If the AK had belonged to a friend of mine, I would have called the floorman over, and most likely the player with AK would have been awarded the pot. Shouldn't I give a stranger the same courtesy? Certainly, my acquaintance with the AQs would have been disgusted with me, but, ethically, that should probably not be a concern of mine.

Monday, July 05, 2010


It turns out that having a baby can distract me from some of my other projects, including blogging. Here are some things I've been meaning to mention for various periods of time.

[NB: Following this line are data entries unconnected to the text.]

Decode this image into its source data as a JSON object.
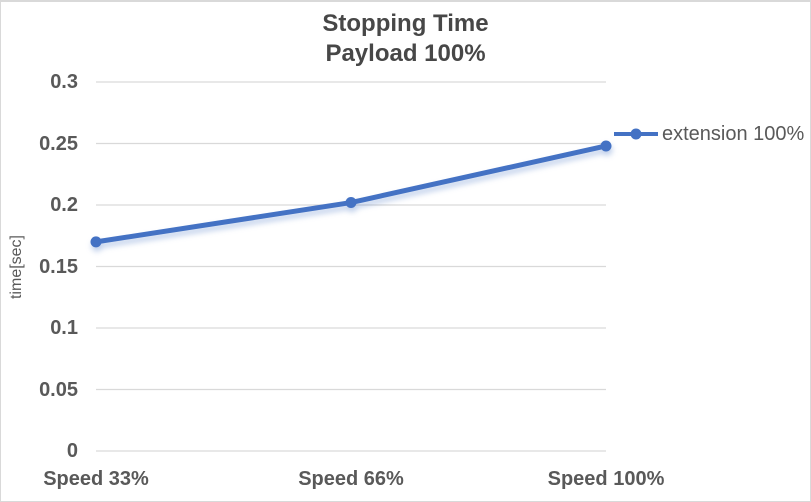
{
  "chart_data": {
    "type": "line",
    "title": "Stopping Time Payload 100%",
    "title_lines": [
      "Stopping Time",
      "Payload 100%"
    ],
    "categories": [
      "Speed 33%",
      "Speed 66%",
      "Speed 100%"
    ],
    "series": [
      {
        "name": "extension 100%",
        "values": [
          0.17,
          0.202,
          0.248
        ]
      }
    ],
    "xlabel": "",
    "ylabel": "time[sec]",
    "ylim": [
      0,
      0.3
    ],
    "ytick_step": 0.05,
    "yticks": [
      "0",
      "0.05",
      "0.1",
      "0.15",
      "0.2",
      "0.25",
      "0.3"
    ],
    "grid": "horizontal-only",
    "legend_position": "right-middle",
    "marker": "circle",
    "colors": {
      "line": "#4472C4",
      "gridline": "#D9D9D9",
      "axis_text": "#595959",
      "title_text": "#474747",
      "chart_border": "#D9D9D9",
      "background": "#FFFFFF"
    }
  }
}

In the "Asian Games" part of the Los Angeles casinos (which is where they have Pai Gao, Pan 9, Blackjack, and all the other non-poker games), since the casinos are not allowed to gamble against the players, one player plays as the "house," taking other players' bets like a Las Vegas casino would. The LA casinos simply take $5 or so each hand, as they do in poker. Instead of actual customers playing the role of "house," however, there is always an employee of a corporation. (The one at the Bike is run by the notorious "Corporation" Mike, among others.) You might think this sounds like an egregious exploitation of a loophole in the law, but I heard something even more remarkable: supposedly the corporations that work at Commerce Casino and Hawaiian Gardens are run by Hawaiian Gardens and Commerce, respectively. I'll try to get some verification on this, but in the meantime I will enjoy the idea that it might be true.

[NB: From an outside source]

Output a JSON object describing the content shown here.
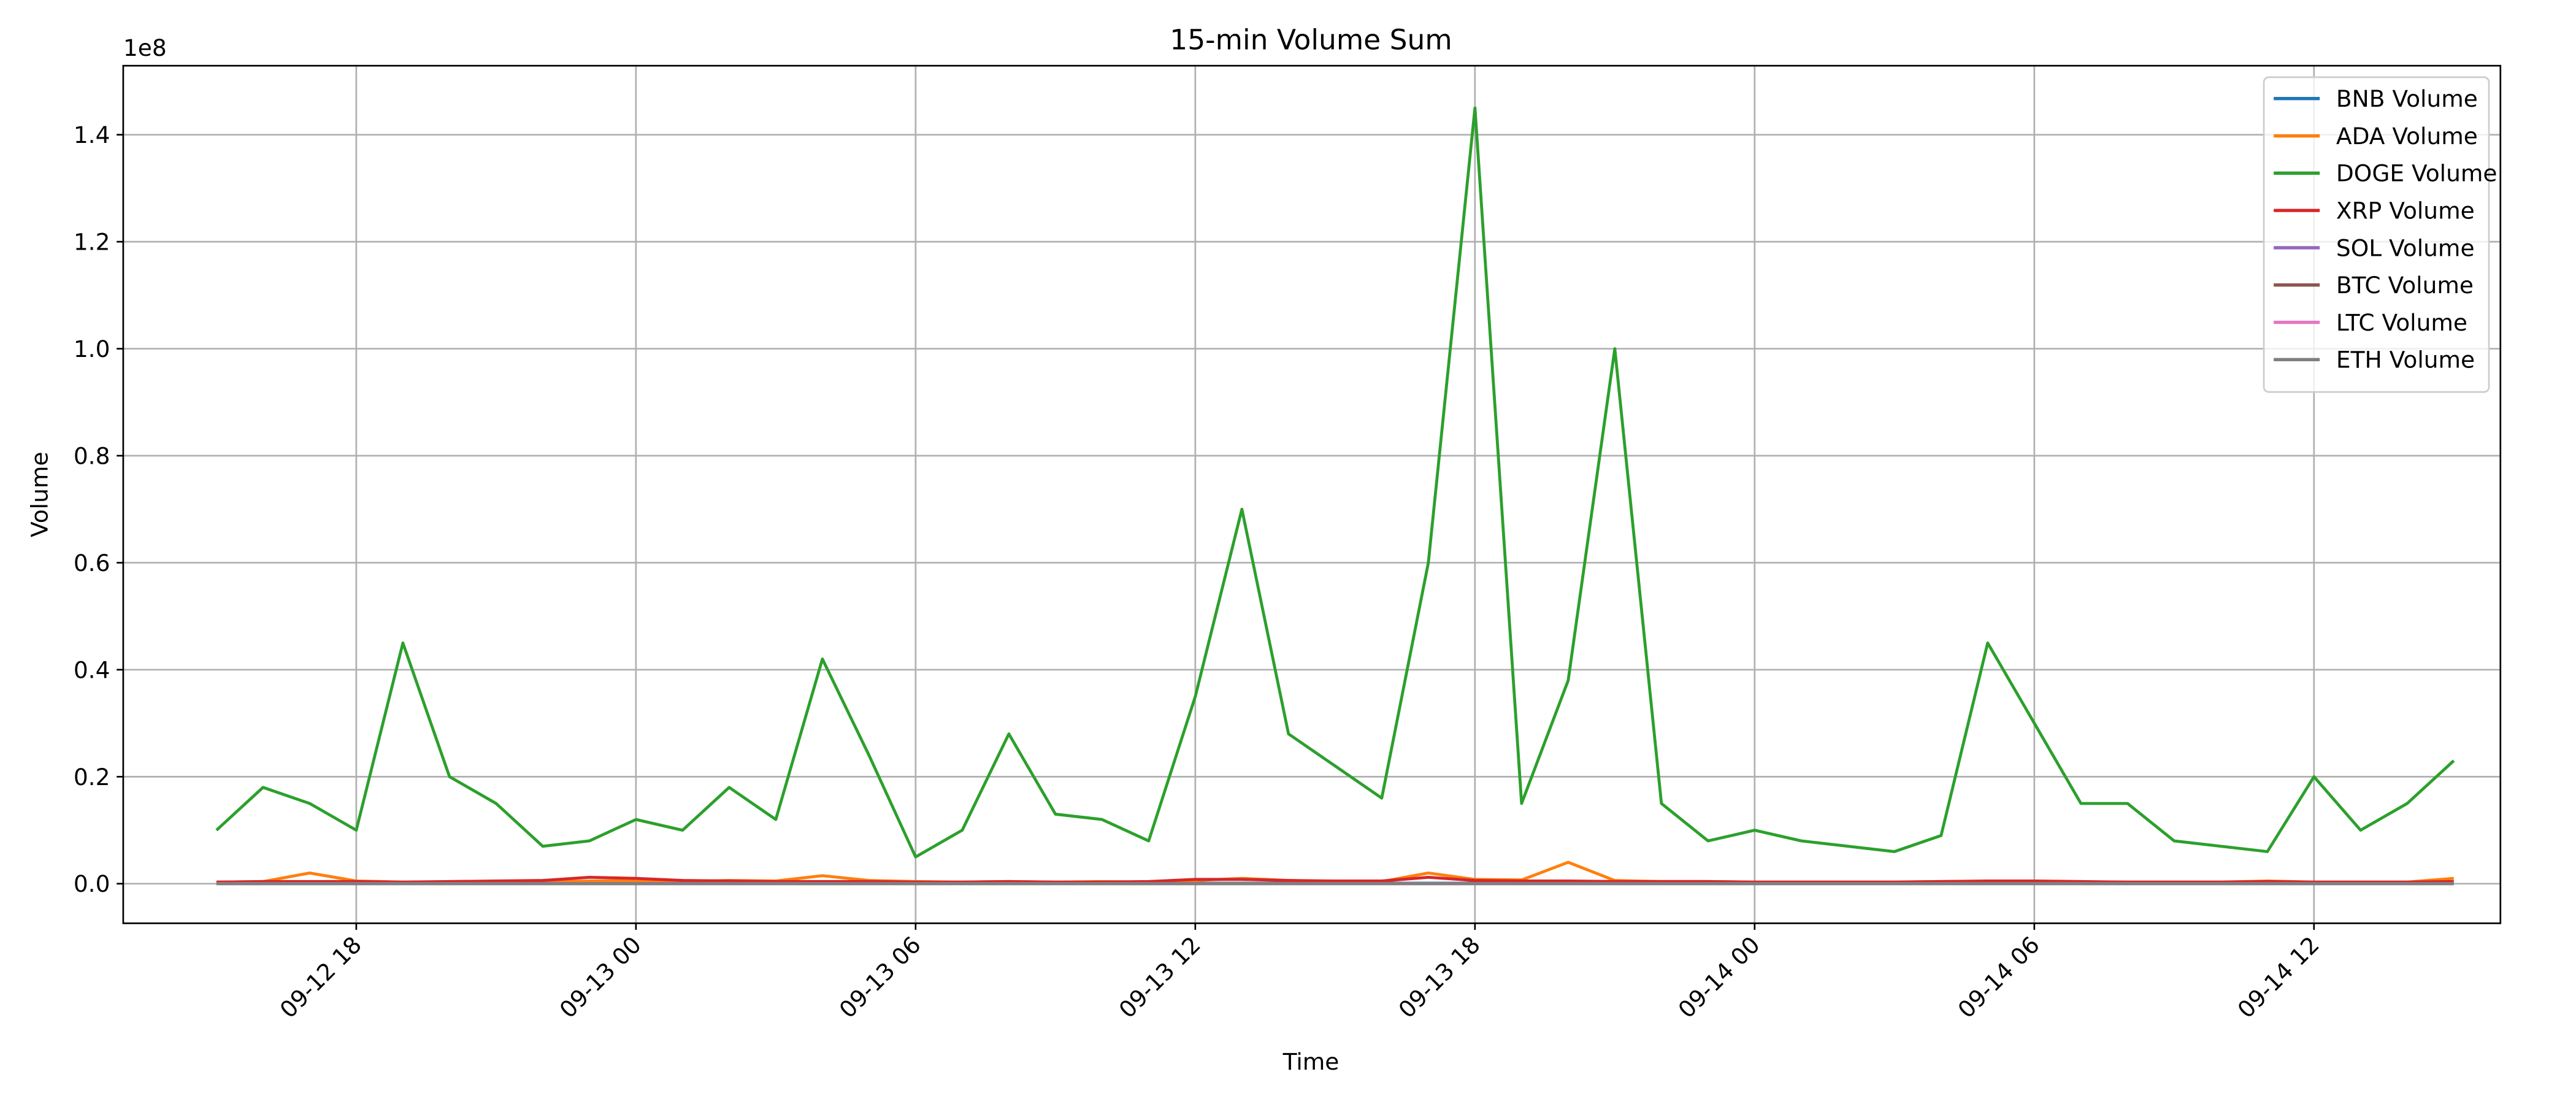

There is an episode of the TV show SportsNight in which many of the characters play poker. (Spoiler alert!) In the course of the game, the character Jeremy is winning big, while his girlfriend Natalie is losing. On the last hand, Jeremy bets big on the river, and tells Natalie something like, "I have you beat. If you trust me, you'll fold." Natalie calls and loses, and Jeremy feels like the relationship is on thin ice because of the lack of trust. Natalie apologizes. As a poker purist, I was disgusted by this. Here is how I saw it. First, Jeremy attempted to convince Natalie that he is willing to collude with her in the poker game. Trusting that her righteous boyfriend wouldn't be likely to stoop to that level (and that he wouldn't try testing her trust in such a crude way), Natalie disregarded his comment and called. Jeremy then took Natalie's money and received an apology. I don't get it. Jeremy was the one who was in the wrong!

The Bike employs "chip runners" to get chips for players at the table. To encourage tips, they make a point of telling players "good luck" when they give out the chips. One of the chip runners is a nervous old Asian woman who can be rather cloying in her attempts to make a good impression. I had to laugh when a player called her over with "Hey! Bad-Luck-Chip-Lady!"

Speaking of chips: As of May 1, casinos in Los Angeles will no longer accept chips from other casinos. Accepting competitors' chips had been standard practice, but supposedly there have been some counterfeit chips recently.

Speaking of counterfeits: Two popped up in our $500 NL game last month. A player used them to pay off a $200 river bet. The winning player was alerted by others at the table that the bills didn't look right, and he had them checked at the cage; the losing player then gave him another $200. Since then I've stopped keeping bills on the table, and I immediately change any bills I win.

Johnny Moss was the king of poker before Doyle Brunson. According to one of my colleagues at the Bike, he was also a cheater. Please take this with a grain of salt, but the story I heard from another prop goes as follows:
In those days, players used to take turns dealing, and several of the players in Johnny Moss's game were working together. We were playing hi-lo seven-card-stud, and the deuce of clubs opened. By the end of the hand, I had made three of a kind and a six for low. The other guy was drawing to a wheel. At the end, I showed my hand, and the other guy showed a wheel, but he had the deuce of clubs as one of his hole cards (the dealer had obviously slipped the previously folded card to him). I said, "How about I take this pot, and you guys can have the rest." The dealer simply pushed me the pot, and I left.

My June results through the 20th were fantastic, already a personal record for a single month. However, I lost a couple thousand in the last ten days.